Local woman dies from GBS

    • Anonymous
      October 23, 2010 at 1:56 pm

      A woman who lives about a mile from me, died last week from GBS and complications of Sjogrens, an autoimmune disorder that attacks the moisture producing glands of the body. In September, she went to Johns Hopkins for treatment because of pain and stiffness in the legs. Her family was told that she developed GBS and unfortunately, she died from heart failure. She was 46 and the mother of 4 boys, aged 8 to 14.

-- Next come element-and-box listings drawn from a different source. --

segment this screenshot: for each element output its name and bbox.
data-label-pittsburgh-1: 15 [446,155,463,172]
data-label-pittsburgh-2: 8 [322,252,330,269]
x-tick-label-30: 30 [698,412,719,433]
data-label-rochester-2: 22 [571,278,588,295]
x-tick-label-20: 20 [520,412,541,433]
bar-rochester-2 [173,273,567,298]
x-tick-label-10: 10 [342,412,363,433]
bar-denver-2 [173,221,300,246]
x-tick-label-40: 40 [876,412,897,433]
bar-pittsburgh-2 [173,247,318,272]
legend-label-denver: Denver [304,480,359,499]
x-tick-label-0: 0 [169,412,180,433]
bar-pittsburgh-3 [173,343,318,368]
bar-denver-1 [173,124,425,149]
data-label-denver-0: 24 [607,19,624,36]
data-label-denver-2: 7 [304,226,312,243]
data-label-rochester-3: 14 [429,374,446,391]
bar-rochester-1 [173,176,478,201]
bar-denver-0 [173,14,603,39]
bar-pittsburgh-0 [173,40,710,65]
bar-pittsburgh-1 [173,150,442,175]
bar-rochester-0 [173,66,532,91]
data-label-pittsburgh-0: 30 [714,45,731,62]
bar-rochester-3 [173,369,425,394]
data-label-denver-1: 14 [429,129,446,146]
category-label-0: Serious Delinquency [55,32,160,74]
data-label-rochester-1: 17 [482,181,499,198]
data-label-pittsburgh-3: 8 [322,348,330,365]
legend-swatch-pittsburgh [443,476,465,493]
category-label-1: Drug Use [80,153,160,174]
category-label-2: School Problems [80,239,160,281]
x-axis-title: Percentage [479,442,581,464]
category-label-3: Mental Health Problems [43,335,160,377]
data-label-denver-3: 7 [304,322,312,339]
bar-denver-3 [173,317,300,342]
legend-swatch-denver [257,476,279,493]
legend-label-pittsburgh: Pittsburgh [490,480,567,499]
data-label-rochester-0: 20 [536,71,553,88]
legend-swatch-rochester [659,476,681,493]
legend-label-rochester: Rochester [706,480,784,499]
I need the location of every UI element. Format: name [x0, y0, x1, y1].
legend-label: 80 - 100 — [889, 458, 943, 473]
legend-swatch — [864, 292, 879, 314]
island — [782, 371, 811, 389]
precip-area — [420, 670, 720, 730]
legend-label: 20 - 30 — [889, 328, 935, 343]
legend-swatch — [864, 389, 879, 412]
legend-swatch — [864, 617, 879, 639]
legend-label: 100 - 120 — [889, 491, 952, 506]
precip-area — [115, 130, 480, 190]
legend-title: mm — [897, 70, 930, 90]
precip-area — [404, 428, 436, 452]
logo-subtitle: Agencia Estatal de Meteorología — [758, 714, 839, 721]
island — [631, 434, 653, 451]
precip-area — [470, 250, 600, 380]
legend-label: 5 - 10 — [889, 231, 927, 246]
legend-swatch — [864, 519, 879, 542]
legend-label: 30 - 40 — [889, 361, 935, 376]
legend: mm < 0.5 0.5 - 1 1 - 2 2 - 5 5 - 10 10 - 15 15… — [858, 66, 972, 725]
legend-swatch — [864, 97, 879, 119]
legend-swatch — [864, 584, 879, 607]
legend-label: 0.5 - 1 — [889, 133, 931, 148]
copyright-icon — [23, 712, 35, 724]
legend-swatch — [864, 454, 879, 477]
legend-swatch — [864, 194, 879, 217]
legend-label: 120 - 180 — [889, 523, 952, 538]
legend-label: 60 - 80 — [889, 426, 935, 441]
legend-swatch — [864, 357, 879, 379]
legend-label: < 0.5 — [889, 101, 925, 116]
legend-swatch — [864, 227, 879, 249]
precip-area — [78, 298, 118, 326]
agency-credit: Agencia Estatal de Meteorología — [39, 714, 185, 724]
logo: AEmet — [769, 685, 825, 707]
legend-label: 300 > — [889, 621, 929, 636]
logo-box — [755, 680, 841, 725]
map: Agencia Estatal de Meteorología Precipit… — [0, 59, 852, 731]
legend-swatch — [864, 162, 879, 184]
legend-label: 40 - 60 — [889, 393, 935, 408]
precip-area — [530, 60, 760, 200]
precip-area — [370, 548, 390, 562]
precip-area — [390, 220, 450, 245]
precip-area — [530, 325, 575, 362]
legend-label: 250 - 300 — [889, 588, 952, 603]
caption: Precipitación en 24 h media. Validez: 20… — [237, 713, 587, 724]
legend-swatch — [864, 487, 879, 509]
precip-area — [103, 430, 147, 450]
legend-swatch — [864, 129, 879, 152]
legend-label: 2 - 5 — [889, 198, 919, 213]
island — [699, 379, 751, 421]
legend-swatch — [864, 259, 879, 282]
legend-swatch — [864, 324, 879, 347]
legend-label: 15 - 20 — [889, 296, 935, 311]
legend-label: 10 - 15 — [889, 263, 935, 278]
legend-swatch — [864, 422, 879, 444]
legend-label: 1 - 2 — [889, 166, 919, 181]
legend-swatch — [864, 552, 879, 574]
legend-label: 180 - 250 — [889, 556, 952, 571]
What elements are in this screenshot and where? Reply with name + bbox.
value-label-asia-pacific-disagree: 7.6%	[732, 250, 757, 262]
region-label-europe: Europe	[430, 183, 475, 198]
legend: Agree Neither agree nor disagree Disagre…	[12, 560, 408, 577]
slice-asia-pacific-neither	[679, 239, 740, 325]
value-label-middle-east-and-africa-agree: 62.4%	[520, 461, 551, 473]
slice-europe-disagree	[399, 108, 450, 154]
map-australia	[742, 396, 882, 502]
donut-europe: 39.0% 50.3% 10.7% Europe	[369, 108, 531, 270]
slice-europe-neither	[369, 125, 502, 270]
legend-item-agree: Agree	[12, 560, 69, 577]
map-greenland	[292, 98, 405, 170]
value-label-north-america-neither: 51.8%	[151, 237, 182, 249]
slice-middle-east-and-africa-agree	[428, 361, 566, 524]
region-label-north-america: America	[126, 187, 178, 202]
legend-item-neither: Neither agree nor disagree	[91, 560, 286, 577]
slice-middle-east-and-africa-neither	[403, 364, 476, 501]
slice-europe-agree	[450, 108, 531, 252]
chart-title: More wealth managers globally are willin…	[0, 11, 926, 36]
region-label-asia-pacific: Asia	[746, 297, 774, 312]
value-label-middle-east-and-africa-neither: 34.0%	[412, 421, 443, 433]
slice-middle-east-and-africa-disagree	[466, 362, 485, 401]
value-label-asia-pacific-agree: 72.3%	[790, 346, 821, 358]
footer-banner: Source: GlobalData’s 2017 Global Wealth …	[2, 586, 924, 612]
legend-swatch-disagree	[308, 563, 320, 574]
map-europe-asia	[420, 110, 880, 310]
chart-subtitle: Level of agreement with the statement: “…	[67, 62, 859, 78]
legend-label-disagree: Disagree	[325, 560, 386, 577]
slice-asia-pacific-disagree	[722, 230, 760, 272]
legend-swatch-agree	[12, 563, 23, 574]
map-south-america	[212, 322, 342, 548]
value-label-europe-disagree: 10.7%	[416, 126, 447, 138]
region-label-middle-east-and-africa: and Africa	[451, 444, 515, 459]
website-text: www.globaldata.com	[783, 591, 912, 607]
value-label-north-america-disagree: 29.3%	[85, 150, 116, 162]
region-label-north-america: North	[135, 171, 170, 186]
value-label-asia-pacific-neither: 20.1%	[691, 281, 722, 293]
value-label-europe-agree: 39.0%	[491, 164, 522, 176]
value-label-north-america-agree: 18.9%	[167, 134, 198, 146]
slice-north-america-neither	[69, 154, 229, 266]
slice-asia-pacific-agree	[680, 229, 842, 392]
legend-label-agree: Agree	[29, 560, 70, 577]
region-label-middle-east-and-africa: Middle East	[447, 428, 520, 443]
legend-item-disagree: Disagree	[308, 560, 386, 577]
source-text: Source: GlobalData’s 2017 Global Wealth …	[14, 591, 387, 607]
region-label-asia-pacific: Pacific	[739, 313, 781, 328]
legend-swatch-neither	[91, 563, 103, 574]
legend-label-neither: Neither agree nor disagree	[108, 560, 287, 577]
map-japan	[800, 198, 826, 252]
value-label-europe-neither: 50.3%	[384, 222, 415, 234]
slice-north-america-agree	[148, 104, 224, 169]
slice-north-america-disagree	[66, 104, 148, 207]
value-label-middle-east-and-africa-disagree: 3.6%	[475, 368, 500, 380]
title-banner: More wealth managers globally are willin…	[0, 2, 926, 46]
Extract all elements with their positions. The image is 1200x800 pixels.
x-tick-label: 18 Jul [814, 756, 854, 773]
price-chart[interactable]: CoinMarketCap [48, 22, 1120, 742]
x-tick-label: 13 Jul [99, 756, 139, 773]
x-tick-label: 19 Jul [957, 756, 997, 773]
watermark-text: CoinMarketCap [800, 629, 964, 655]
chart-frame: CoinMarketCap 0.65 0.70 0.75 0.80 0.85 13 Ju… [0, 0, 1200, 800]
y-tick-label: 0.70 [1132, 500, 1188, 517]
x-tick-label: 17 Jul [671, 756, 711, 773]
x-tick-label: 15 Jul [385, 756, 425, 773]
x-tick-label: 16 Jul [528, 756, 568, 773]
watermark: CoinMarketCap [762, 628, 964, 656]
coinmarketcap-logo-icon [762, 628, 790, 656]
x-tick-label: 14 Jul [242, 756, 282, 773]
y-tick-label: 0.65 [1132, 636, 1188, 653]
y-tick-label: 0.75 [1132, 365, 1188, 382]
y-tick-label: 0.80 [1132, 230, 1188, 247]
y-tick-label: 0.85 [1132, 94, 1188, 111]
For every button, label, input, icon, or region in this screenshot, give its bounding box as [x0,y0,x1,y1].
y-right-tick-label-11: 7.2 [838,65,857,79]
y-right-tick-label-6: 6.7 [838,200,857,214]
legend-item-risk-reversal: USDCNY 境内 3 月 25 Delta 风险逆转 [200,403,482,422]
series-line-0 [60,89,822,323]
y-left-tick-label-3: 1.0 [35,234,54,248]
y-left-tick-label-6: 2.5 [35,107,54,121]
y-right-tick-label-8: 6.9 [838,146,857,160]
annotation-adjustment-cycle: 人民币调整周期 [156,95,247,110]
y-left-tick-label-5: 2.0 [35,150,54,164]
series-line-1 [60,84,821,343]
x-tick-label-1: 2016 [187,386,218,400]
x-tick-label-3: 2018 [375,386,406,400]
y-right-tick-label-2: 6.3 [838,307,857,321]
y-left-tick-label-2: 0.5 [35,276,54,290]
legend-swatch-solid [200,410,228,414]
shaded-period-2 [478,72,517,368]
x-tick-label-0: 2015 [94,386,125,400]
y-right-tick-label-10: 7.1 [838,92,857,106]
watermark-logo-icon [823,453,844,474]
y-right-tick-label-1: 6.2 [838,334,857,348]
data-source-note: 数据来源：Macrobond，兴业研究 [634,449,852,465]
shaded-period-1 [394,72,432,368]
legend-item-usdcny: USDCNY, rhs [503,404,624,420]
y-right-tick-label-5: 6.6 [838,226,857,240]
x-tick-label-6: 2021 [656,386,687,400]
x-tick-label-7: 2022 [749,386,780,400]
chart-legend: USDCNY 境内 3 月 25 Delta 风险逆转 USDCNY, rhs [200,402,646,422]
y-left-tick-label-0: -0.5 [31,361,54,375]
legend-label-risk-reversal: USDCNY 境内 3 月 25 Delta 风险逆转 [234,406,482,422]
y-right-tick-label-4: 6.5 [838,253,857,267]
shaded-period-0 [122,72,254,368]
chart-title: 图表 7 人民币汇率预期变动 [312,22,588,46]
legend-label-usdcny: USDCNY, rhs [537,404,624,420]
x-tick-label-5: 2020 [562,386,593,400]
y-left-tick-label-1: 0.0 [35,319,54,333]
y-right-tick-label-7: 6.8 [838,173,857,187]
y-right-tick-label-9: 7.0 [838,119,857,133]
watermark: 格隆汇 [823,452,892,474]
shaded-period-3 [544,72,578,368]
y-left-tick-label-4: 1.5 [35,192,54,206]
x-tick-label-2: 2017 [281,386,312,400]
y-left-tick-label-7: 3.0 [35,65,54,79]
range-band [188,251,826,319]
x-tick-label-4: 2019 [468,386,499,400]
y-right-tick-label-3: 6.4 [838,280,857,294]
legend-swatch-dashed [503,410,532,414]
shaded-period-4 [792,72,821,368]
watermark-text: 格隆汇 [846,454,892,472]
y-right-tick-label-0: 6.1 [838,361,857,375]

      Sometimes, in the midst of our discussions, we forget that GBS does still take lives. We must try to educate everyone we can about GBS and push the medical community to do more research.

    • Anonymous
      October 24, 2010 at 11:53 am

      There is a friend of mine from my hometown who was hit with GBS just recently. She had symtoms for a few days & did go to the hospital where she was dx with GBS right away, via EMGs & her symptoms. She deteriorated very rapidly & had to go on the vent on Oct 14th. I read yesterday (her family posts daily on Caring Bridge), that she was unable to close her eyes, a further deterioration in my mind. She is 56 years old & was in great health before GBS, but she had had a sinus infection for 3 weeks before she became so ill, & had recently been dx with Sjogren’s as well. I am trying to help the family, as GBS is rather rare around here, but I had a severe case of CIDP, which is different in many ways. What should I do to help out this wonderful family? Also, I would love to hear from others who have been where she is right now, as I was never on a vent & feeding tube. Please, any suggestions would be most welcome. I have to admit that this post scared me, as I never considered the idea that Sally could actually die…

    • Anonymous
      October 24, 2010 at 12:03 pm

      I don’t know anything about Sjogren’s, at all. I had the Miller Fisher varient of GBS – I call it “GBS-upside down”. Instead of getting numb from the toes going up, it was the face going down.
      Anyway my eyes “frozen” – could not close them completely or open all the way, or move eyeballs. I was on vent & feeding tube, also. Pnemonia, 2 times.
      It is a rough and scary ride, but barring further complications, recovery is in her future. Tell the family that others have endured what she is going through – and survived. It takes time – lots of time. Good luck to her.

    • Anonymous
      October 24, 2010 at 9:17 pm

      Pam H.

      I was totally paralyzed, on a respirator and could not swallow or talk, but I could close my eyes. Everyone is affected differently. The fact that she can’t close her eyes just means that those nerves are affected; not that she is deteriorating. It has only been a few weeks and your friend has probably hit bottom. Hopefully, she will soon start to slowly regain some of her lost functions.

      Tell her family to understand that she is terrified right now. When you are that sick, it is hard to imagine that you will ever recover. But, have them tell her that there are thousands of us who have been where she is now and we did recover. Recovery is often long, slow and frustrating, but in most cases it will happen. The most important thing is to be there with her and when she does begin to recover, make her notice every improvement, no matter how small.

      Dying from GBS does happen, but it is very rare. The woman I knew had been in ill health, for some time, before she developed GBS. I did not want to frighten anyone, but rather get people to educate others so that GBS can be diagnosed as early as possible.

      It sounds like your friend is getting good care. Please tell her family that we are here if they need us.

    • Anonymous
      October 25, 2010 at 11:40 am

      Having had a severe case of GBS and in intensive care on a ventilator, I sure understood how people could die as a result of GBS. Just like Alma, I had various infections and pneumonia 3 times and quite a disturbing percentage of people who contract pneumonia in the hospital do not recover. So it is sure important to keep a close watch on GBS patients in the early stages.

      As for the eyes closing, it was the same for me as it was for Alma. I just couldn’t close them all the way. The thing to watch out for is that they do not dry out. Excessive drying can permanently dry the eyes out. So they either need to be held shut or drops need to be put in them. Putting on patches or coverings is not as good for the patient as the drops if the only way to communicate is by the eyes. I was in South Africa and a doctor had ordered that I have patches put on my eyes during the night. When the night nurse came in and saw the order, she pleaded with the head nurse to do something else as that was the only way I could communicate. They had quite the argument with the head nurse saying that she could be fired for disobeying the order but the nurse had stood her ground out of sensible compassion. I so admired the nurse for her compassion for me that I spelled out to her that I would try the patches because I didn’t want her to lose her job. Anyway, after that, we got on the regular drops.

    • Anonymous
      October 26, 2010 at 4:14 am

      As far as closing of eyes is concerned, I was also not able to close my eyes during the period of recovery. But gradually it becomes almost normal. Of course, thanks to physiotherapist who had given me electric stimulation for about 15 days (for 20 minutes or so on daily basis) to the face and its nerves.